Sam Watson’s journal round-up for 9th January 2017

Every Monday our authors provide a round-up of some of the most recently published peer reviewed articles from the field. We don’t cover everything, or even what’s most important – just a few papers that have interested the author. Visit our Resources page for links to more journals or follow the HealthEconBot. If you’d like to write one of our weekly journal round-ups, get in touch.

Non-separable time preferences, novelty consumption and body weight: Theory and evidence from the East German transition to capitalism. Journal of Health Economics [PubMed] [RePEc] Published January 2017

Obesity is an ever growing (excuse the pun) problem associated with numerous health risks including diabetes and hypertension. It was recently reported that eight in ten middle-aged Britons are overweight or exercise too little. A strong correlation between economic development and obesity rates has been widely observed both over time within the same countries and between countries across the world. One potential explanation for this correlation is innovation of novel food products that are often energy dense and of little nutritional benefit. However, exploring this hypothesis is difficult as over the long time horizons associated with changing consumer habits and economic development, a multitude of confounding factors also change. This paper attempts to delve into this question making use of the natural experiment of German reunification in 1989. After the fall of the Berlin Wall a wave of products previously available in West Germany became available to East Germans, almost overnight. The paper provides a nice in depth theoretical model, which is then linked to data and an empirical analysis to provide a comprehensive study of the effect of novel food products in both the short and medium terms. At first glance the effect of reunification on diet habits and weight gain appear fairly substantial both in absolute and relative terms, and these results appear robust and well-founded, theoretically speaking. A question that remains in my mind are whether preferences in this case are endogenous or state dependent, a question that has important implications for policy. Similarly, did reunification reveal East German preferences for fast food and the like, or were those preferences changed as a result of the significant cultural shift? Sadly, this last question is unanswerable, but affects whether we can interpret these results as causal – a thought I shall expand upon in an upcoming blog post.

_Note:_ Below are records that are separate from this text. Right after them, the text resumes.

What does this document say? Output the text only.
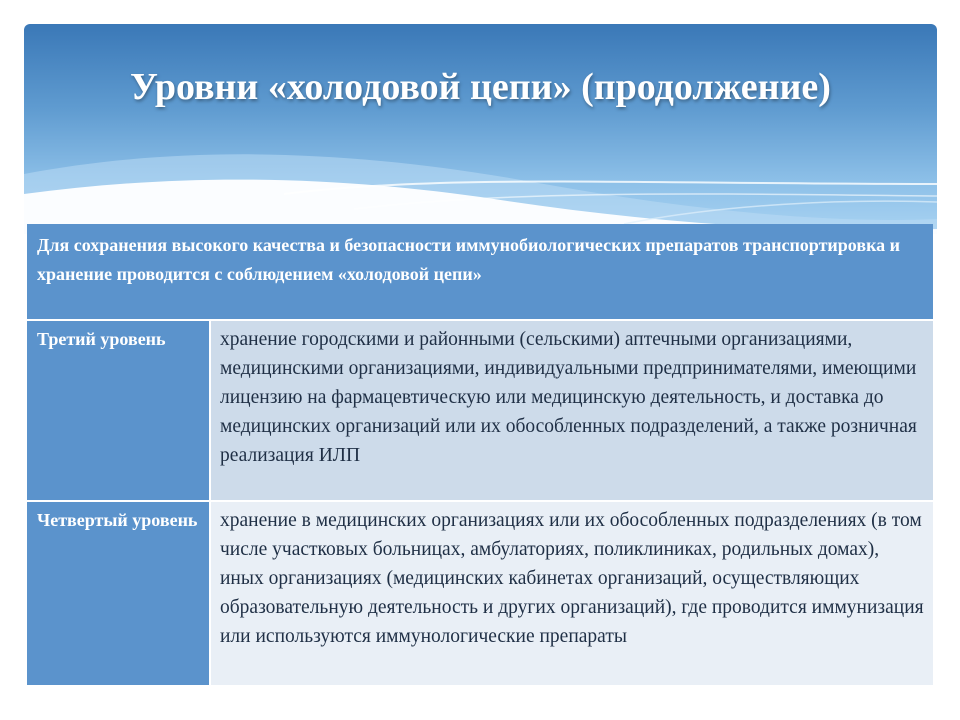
Уровни «холодовой цепи» (продолжение)
Для сохранения высокого качества и безопасности иммунобиологических препаратов транспортировка и хранение проводится с соблюдением «холодовой цепи»	
Третий уровень	хранение городскими и районными (сельскими) аптечными организациями, медицинскими организациями, индивидуальными предпринимателями, имеющими лицензию на фармацевтическую или медицинскую деятельность, и доставка до медицинских организаций или их обособленных подразделений, а также розничная реализация ИЛП
Четвертый уровень	хранение в медицинских организациях или их обособленных подразделениях (в том числе участковых больницах, амбулаториях, поликлиниках, родильных домах), иных организациях (медицинских кабинетах организаций, осуществляющих образовательную деятельность и других организаций), где проводится иммунизация или используются иммунологические препараты
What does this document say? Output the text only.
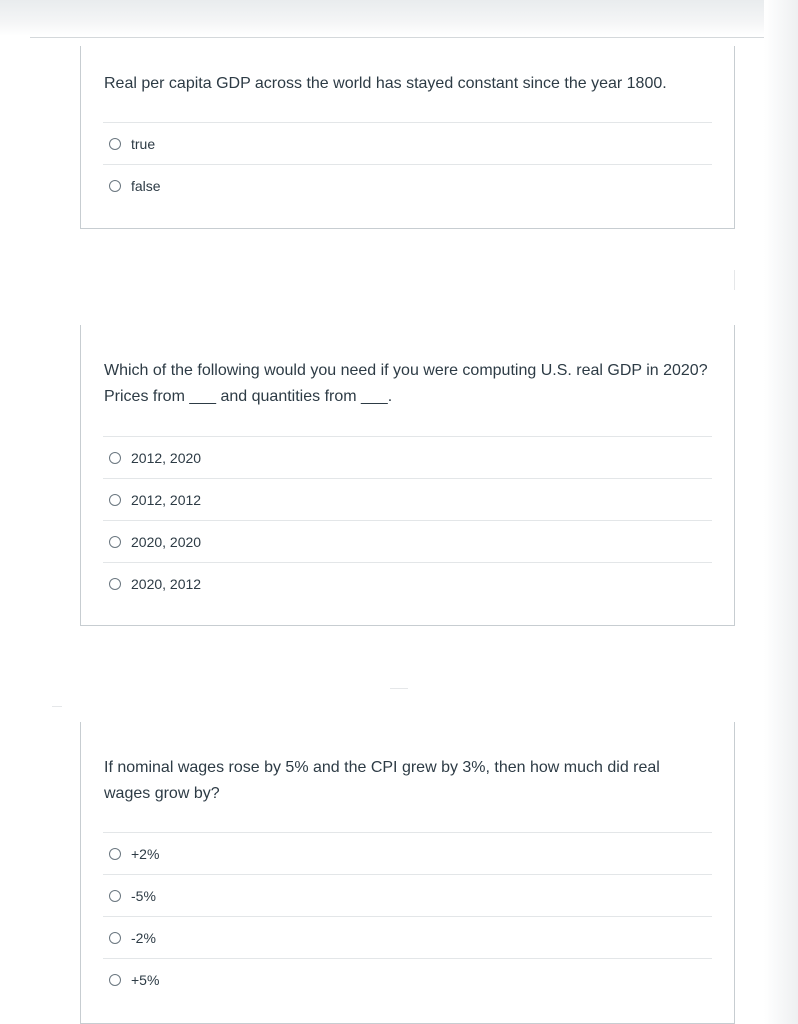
Real per capita GDP across the world has stayed constant since the year 1800.
true
false
Which of the following would you need if you were computing U.S. real GDP in 2020? Prices from ___ and quantities from ___.
2012, 2020
2012, 2012
2020, 2020
2020, 2012
If nominal wages rose by 5% and the CPI grew by 3%, then how much did real wages grow by?
+2%
-5%
-2%
+5%
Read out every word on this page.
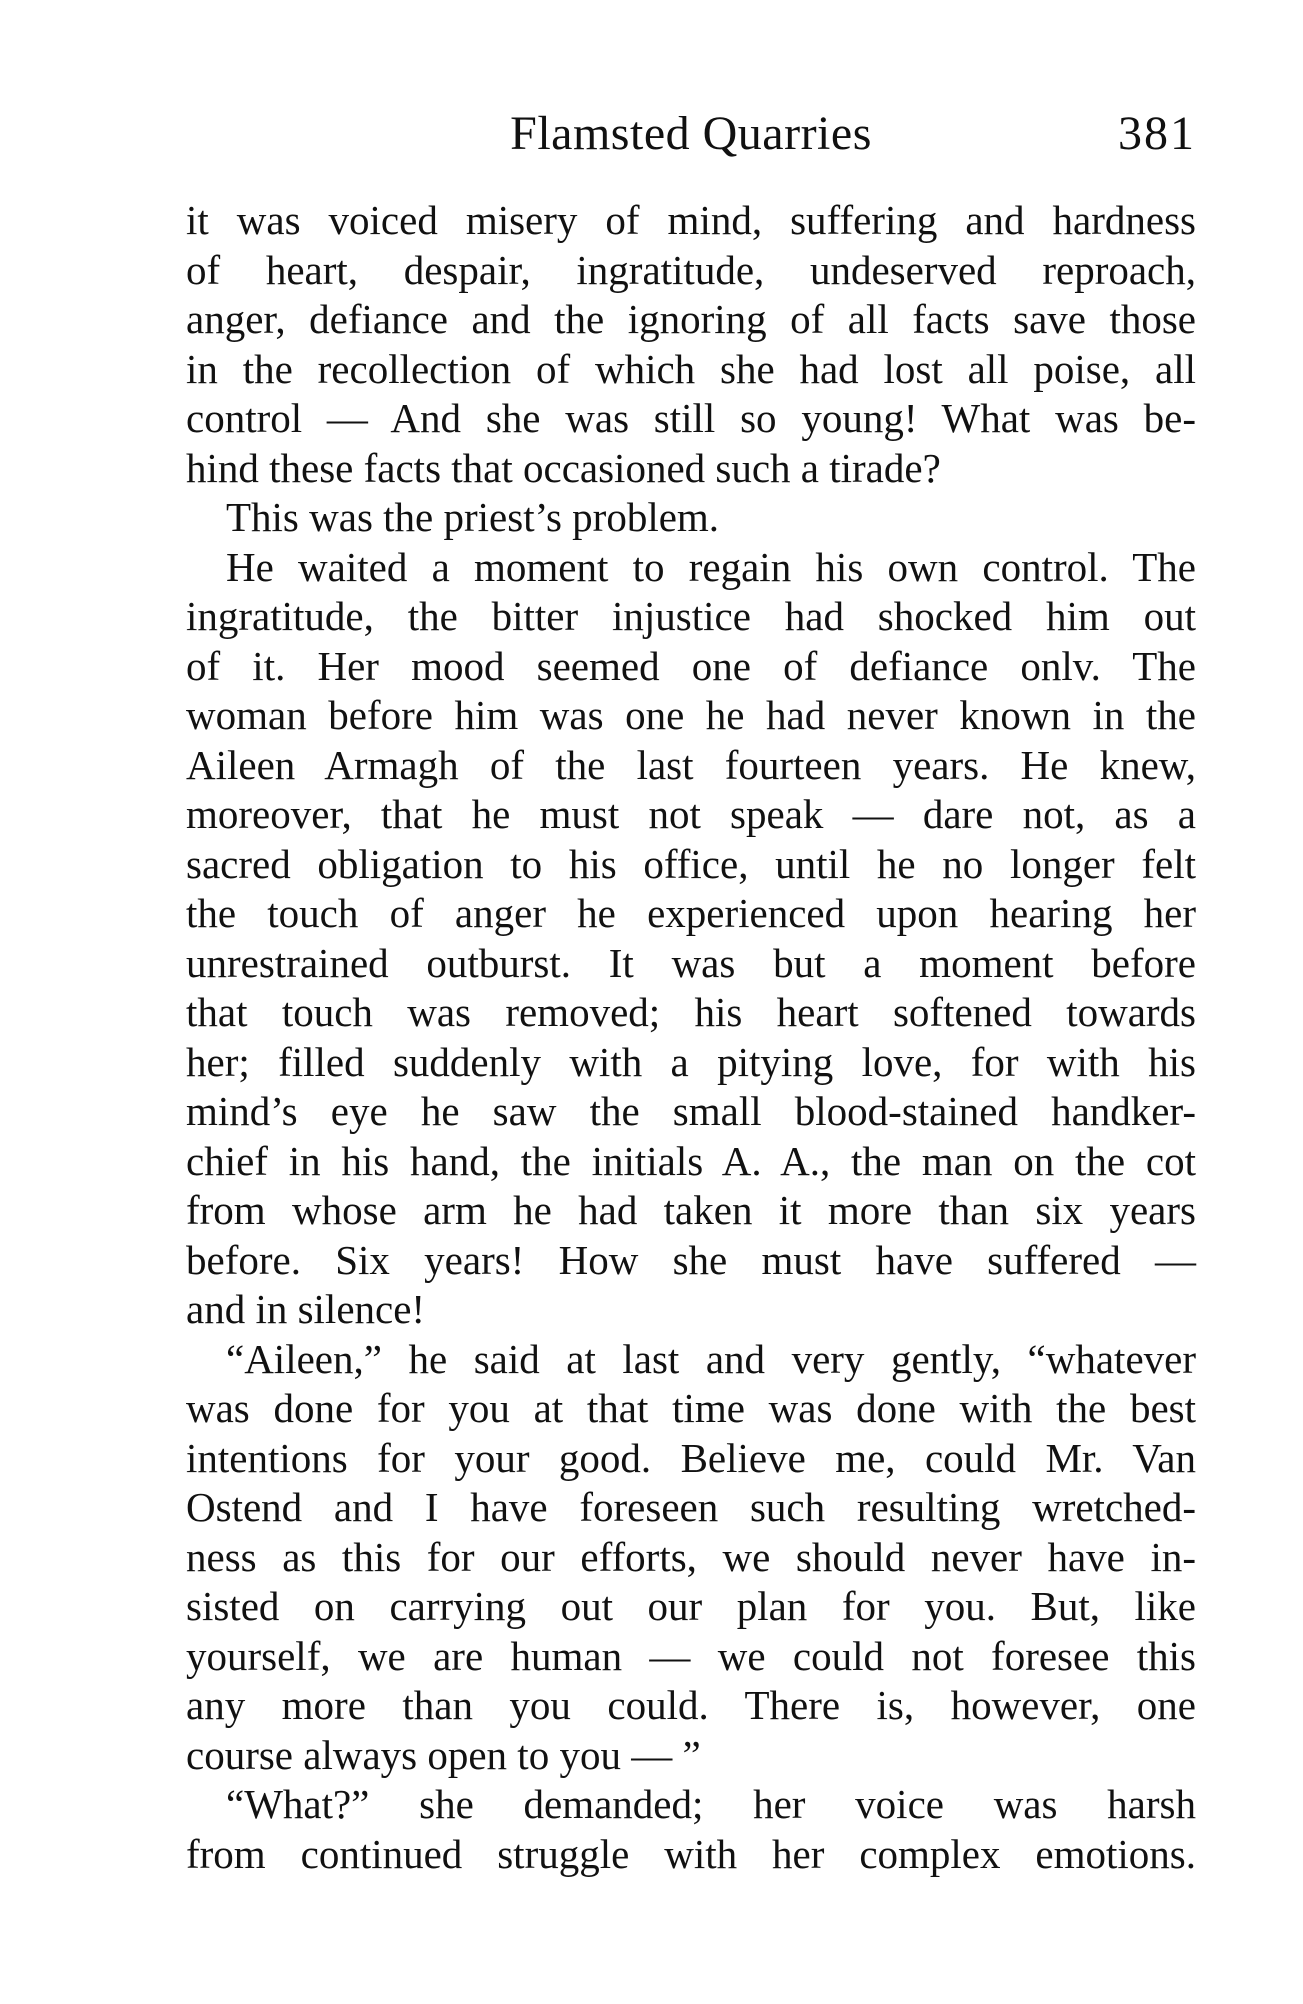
Flamsted Quarries	381
it was voiced misery of mind, suffering and hardness
of heart, despair, ingratitude, undeserved reproach,
anger, defiance and the ignoring of all facts save those
in the recollection of which she had lost all poise, all
control — And she was still so young! What was be-
hind these facts that occasioned such a tirade?
This was the priest’s problem.
He waited a moment to regain his own control. The
ingratitude, the bitter injustice had shocked him out
of it. Her mood seemed one of defiance onlv. The
woman before him was one he had never known in the
Aileen Armagh of the last fourteen years. He knew,
moreover, that he must not speak — dare not, as a
sacred obligation to his office, until he no longer felt
the touch of anger he experienced upon hearing her
unrestrained outburst. It was but a moment before
that touch was removed; his heart softened towards
her; filled suddenly with a pitying love, for with his
mind’s eye he saw the small blood-stained handker-
chief in his hand, the initials A. A., the man on the cot
from whose arm he had taken it more than six years
before. Six years! How she must have suffered —
and in silence!
“Aileen,” he said at last and very gently, “whatever
was done for you at that time was done with the best
intentions for your good. Believe me, could Mr. Van
Ostend and I have foreseen such resulting wretched-
ness as this for our efforts, we should never have in-
sisted on carrying out our plan for you. But, like
yourself, we are human — we could not foresee this
any more than you could. There is, however, one
course always open to you — ”
“What?” she demanded; her voice was harsh
from continued struggle with her complex emotions.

Ontology, methodological individualism, and the foundations of the social sciences. Journal of Economic Literature [RePEc] Published December 2016

It is not often that we feature philosophically themed papers. But, I am a keen proponent of keeping abreast of advances in our understanding of what exactly it is we are doing day to day. Are we actually producing knowledge of the real world? This review essay discusses the book The Ant Trap by Brian Epstein. Epstein argues that social scientists must get the social ontology right in order to generate knowledge of the social world. A view I think it would be hard to disagree with. But, he argues, economists have not got the social ontology right. In particular, economists are of the belief that social facts are built out of individual people, much like an ant colony is built of ants (hence the title), when in fact a less anthropocentric view should be adopted. In this essay, Robert Sugden argues that Epstein’s arguments against ontological individualism – that social facts are reducible to the actions of individuals – are unconvincing, particularly given Epstein’s apparent lack of insight into what social scientists actually do. Epstein also developed an ontological model for social facts on the basis of work by John Searle, a model which Sugden finds to be overly ambitious and ultimately unsuccessful. There is not enough space here to flesh out any of the arguments, needless to say it is an interesting debate, and one which may or may not make a difference to the methods we use, depending on who you agree with.

Heterogeneity in smokers’ responses to tobacco control policies. Health Economics [PubMedPublished 4th January 2016

In an ideal world, public health policy with regards to drugs and alcohol would be designed to minimise harm. However, it is often the case that policy is concerned with reducing the prevalence of use, rather than harm. Prevalence reducing policies, such as a Pigouvian tax, reduce overall use but only among those with the most elastic demand, who are also likely to be those whose use leads to the least harm. In this light, this study assesses the heterogeneity of tobacco users’ responses to tobacco control policies. Using quantile regression techniques, Erik Nesson finds that the effects of tobacco taxes are most pronounced in those who consume lower numbers of cigarettes, as we might expect. This is certainly not the first study to look at this (e.g. here and here), but reproduction of research findings is an essential part of the scientific process, and this study certainly provides further robust evidence to show that taxes alone may not be the optimum harm reduction strategy.